In order to get some perspective on the marketshare standings as of July 1, we need to dolly back to early January. At that time, many in the biz believed that John Janick’s Interscope Geffen A&M, which had just wrested the 2020 championship trophy from Atlantic while racking up its highest-ever share with 10.2% overall, had an excellent shot to repeat in 2021. The prognosticators had no way of knowing that IGA, whose success during Janick’s eight-year reign had been powered by a steady string of extra-base hits, would have its 2021 leadoff batter, Geffen rookie Olivia Rodrigo, hit it out of the park with her very first single, “drivers license,” the runaway #1 song of the year so far. Should it end the year on top, Rodrigo would become the first solo female to achieve this milestone since Adele with “Rolling in the Deep” in 2011. What’s more, the 18-year-old singer/songwriter’s debut LP, SOUR, moved 1.37m units in its first six weeks, making it the year’s second-biggest album, with a strong shot at ending the year at #1.
Rodrigo joins Billie Eilish, whose sophomore LP comes out later this month, as an IGA supernova at the prong of Janick’s bifurcated attack, which brings together young stars from a variety of A&R sources, including Lil Durk, the late Juice WRLD, Moneybagg Yo, Rod Wave, Machine Gun Kelly and DaBaby with core artists like Eminem. As a result, IGA boasts 14 of the Top 50 albums at midyear, helping extend the label group’s halftime lead over Atlantic to 1.2%, along with a stunning 11.9% in current share and a market-leading 9.9% of overall vinyl sales.
Durk and Rod Wave are both signed to Todd Moscowitz’s Alamo, which moved from Interscope to Sony—including its roster and catalog—in late June. All existing and future releases from Alamo will now go to Sony, but Alamo’s accrued marketshare YTD stays with IGA.
The #1 LP at midyear, with 2.11m, was Dangerous: The Double Album, released by the gifted country artist Morgan Wallen on 1/8—the same day “drivers license” dropped—via a partnership between Big Loud and Republic. With 11 albums in the six-month Top 50, Republic trails only IGA, while Team Lipman leads the streaming-songs Top 50 with 13 entries. Republic’s impressive half year is attributable to a plethora of big-time scorers: Wallen, the late Pop Smoke, The Weeknd, Taylor Swift (with three LPs north of 500k), Ariana Grande and Post Malone, plus #1 streaming act Drake, who’s prepping the follow-up to 2018’s Scorpion.

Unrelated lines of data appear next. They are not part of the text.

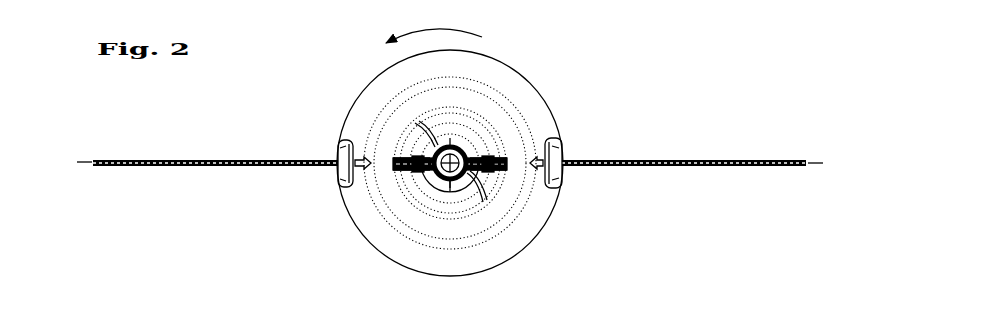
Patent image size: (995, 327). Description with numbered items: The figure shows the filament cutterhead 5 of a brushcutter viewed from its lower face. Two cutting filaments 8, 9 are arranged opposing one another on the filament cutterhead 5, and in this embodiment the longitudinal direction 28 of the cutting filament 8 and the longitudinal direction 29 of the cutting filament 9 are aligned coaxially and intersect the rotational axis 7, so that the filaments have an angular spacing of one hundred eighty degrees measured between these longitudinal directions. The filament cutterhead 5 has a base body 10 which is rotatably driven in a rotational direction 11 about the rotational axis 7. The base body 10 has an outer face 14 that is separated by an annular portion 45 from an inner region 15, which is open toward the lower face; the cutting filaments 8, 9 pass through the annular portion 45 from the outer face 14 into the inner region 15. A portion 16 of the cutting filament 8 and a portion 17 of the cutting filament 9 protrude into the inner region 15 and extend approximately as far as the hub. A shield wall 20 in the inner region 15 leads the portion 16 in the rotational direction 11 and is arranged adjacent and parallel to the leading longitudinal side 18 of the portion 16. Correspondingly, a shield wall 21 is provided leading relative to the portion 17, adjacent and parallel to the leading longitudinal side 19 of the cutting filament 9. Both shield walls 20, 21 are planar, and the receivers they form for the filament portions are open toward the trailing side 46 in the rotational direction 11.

The filament cutterhead 5 is at (597, 67).
The rotational axis 7 is at (437, 150).
The cutting filament 8 is at (195, 160).
The cutting filament 9 is at (700, 160).
The base body 10 is at (507, 88).
The rotational direction 11 is at (434, 27).
The outer face 14 is at (560, 189).
The inner region 15 is at (466, 204).
The portion of the cutting filament 16 is at (408, 157).
The portion of the cutting filament 17 is at (476, 169).
The leading longitudinal side 18 is at (417, 171).
The leading longitudinal side 19 is at (477, 155).
The shield wall 20 is at (413, 169).
The shield wall 21 is at (493, 155).
The longitudinal direction 28 is at (84, 161).
The longitudinal direction 29 is at (815, 160).
The annular portion 45 is at (393, 245).
The trailing side 46 is at (418, 149).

Jeff Vaughn and Michelle Jubelirer’s CMG is holding serve at #4 overall and current, thanks in no small measure to the 2015 JV deal made by Motown’s Ethiopia Habtemariam and former head Steve Barnett to bring aboard Coach K and P’s Atlanta hit factory, Quality Control. They're also understandably stoked about platinum Vaughn inkings Mooski and Toosii and the consistent delivery of the freshly reconfigured Virgin. Ron Perry’s surging Columbia, with five Top 50 albums and six Top 50 streaming tracks, is in fifth place in both overall and current, with Lil Nas X’s debut LP coming and a new single from The Kid LAROI f/Justin Bieber that looks like a giant.
Aaron Bay-Schuck and Tom Corson’s reawakened Warner—paced by Dua Lipa’s #6 LP and #2 streaming single—is deadlocked with Columbia for fifth place overall, bolstered by its deep catalog. Warner trails only IGA, Atlantic and CMG in that sector, which accounts for around two thirds of overall marketshare. Peter Edge’s RCA is nipping at 5% behind superstar-in-waiting Doja Cat, who has a growing new album and two of the label’s three Top 20 streaming songs, along with SZA at #6.

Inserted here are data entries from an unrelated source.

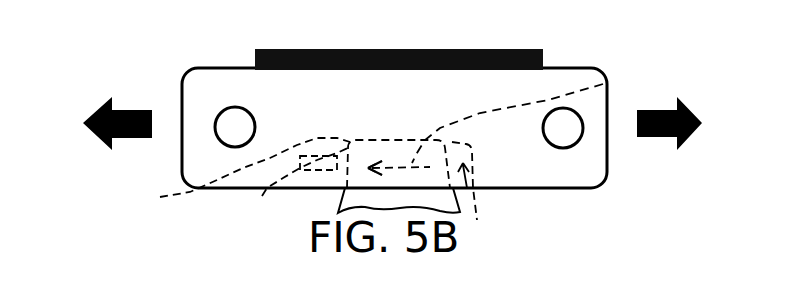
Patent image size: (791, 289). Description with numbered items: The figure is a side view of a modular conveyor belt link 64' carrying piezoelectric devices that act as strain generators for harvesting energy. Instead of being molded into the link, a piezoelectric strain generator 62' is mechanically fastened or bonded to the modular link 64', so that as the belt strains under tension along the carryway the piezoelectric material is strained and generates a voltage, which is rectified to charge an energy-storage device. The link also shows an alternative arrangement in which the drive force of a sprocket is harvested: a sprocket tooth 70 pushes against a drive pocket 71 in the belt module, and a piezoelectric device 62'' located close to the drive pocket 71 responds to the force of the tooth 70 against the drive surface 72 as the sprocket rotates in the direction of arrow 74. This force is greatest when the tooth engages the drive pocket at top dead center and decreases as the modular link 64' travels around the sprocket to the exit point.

The piezoelectric strain generator 62' is at (390, 39).
The piezoelectric device 62'' is at (282, 191).
The modular link 64' is at (400, 141).
The sprocket tooth 70 is at (340, 199).
The drive pocket 71 is at (481, 207).
The drive surface 72 is at (170, 197).
The arrow 74 is at (603, 84).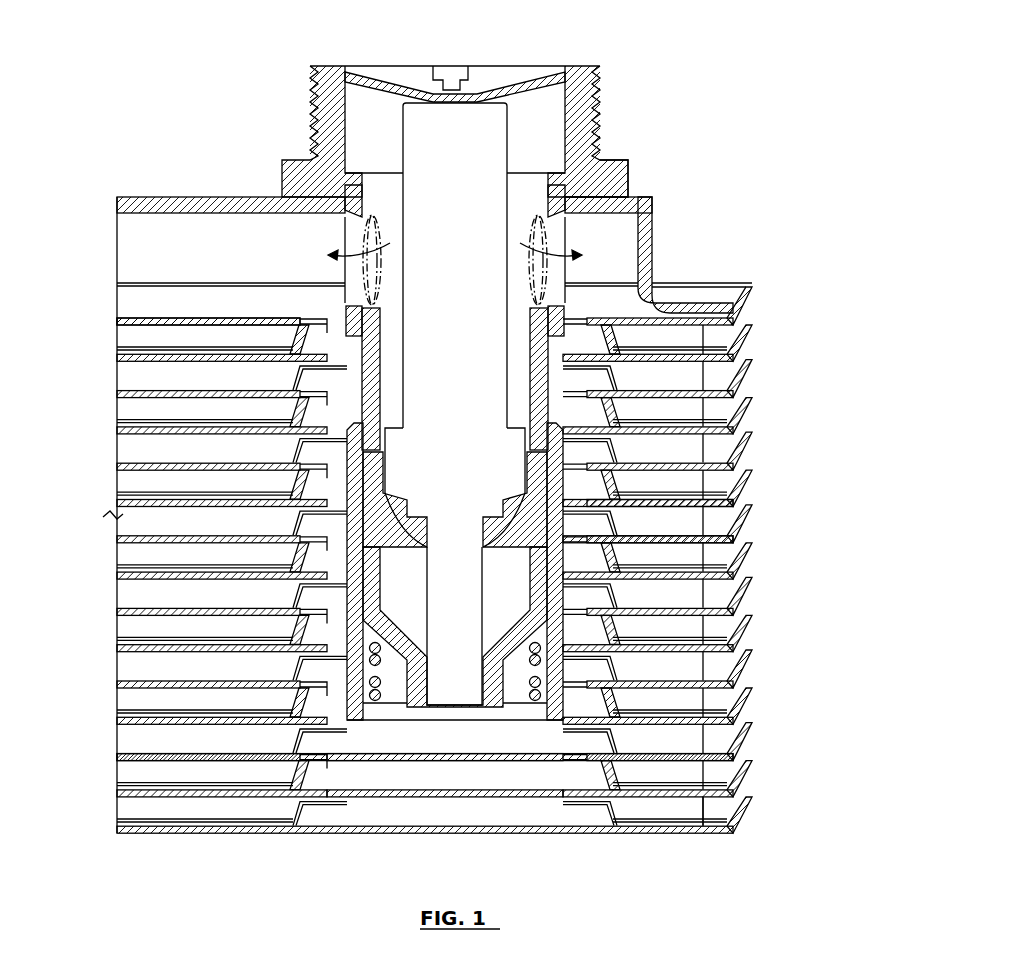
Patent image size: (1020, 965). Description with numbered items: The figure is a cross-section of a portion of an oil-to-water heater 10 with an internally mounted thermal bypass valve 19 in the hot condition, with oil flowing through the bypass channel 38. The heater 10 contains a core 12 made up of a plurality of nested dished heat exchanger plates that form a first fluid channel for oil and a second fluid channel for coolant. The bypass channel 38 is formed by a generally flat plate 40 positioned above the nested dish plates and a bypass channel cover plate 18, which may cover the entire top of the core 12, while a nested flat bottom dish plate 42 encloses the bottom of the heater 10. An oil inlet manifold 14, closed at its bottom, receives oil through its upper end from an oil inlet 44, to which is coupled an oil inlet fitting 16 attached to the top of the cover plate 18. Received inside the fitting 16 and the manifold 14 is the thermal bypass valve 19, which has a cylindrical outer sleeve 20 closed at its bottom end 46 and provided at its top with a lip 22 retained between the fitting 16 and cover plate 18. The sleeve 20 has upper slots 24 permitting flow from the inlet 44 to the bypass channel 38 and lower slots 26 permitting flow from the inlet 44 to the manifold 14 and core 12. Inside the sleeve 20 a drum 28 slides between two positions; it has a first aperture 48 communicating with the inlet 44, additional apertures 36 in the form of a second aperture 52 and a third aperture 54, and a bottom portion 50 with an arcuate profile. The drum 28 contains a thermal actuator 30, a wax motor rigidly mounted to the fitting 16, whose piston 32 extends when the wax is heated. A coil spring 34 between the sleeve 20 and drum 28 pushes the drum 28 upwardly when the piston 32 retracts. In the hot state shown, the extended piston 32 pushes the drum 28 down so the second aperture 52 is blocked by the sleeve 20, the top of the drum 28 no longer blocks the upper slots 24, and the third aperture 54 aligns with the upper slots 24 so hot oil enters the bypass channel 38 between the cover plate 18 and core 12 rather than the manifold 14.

The OTW heater 10 is at (170, 153).
The core 12 is at (750, 445).
The oil inlet manifold 14 is at (538, 740).
The oil inlet fitting 16 is at (600, 128).
The bypass channel cover plate 18 is at (225, 197).
The thermal bypass valve 19 is at (465, 308).
The outer sleeve 20 is at (352, 487).
The lip 22 is at (620, 184).
The upper slots 24 is at (555, 226).
The lower slots 26 is at (595, 330).
The drum 28 is at (352, 212).
The thermal actuator 30 is at (457, 478).
The piston 32 is at (468, 650).
The coil spring 34 is at (540, 670).
The apertures 36 is at (380, 495).
The bypass channel 38 is at (170, 259).
The flat plate 40 is at (192, 318).
The flat bottom dish plate 42 is at (252, 836).
The oil inlet 44 is at (525, 212).
The bottom end 46 is at (375, 712).
The first aperture 48 is at (527, 210).
The bottom portion 50 is at (440, 718).
The second aperture 52 is at (585, 545).
The third aperture 54 is at (575, 250).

The rest of the field—11 labels in all—is bunched between 2.5% and 1%. Standing out from the crowd are Sylvia Rhone’s Epic (2.5%), with three Top 50 LPs; Jeff Harleston’s Def Jam (2.3%), with the #3 album from Bieber; Mike Dungan and Cindy Mabe’s UMG Nashville (2.1%), with Chris Stapleton on both Top 50 charts; and Randy Goodman’s Sony Music Nashville (2.0%), with the #8 and #35 LPs from Luke Combs.
Looking at the big picture, no label has a snowball’s chance in hell of catching IGA in the next six months, so we’re awarding the 2021 championship to Janick’s elite squad right now, while Atlantic and Republic (8.3% overall; a second-place 10.8% current share) are locks for silver and bronze. For Sir Lucian Grainge’s mighty UMG, with its towering marketshare—38.6% overall, 39.5% current—and three of the industry’s top four labels, the timing couldn’t be better as the music group’s 9/21 IPO looms.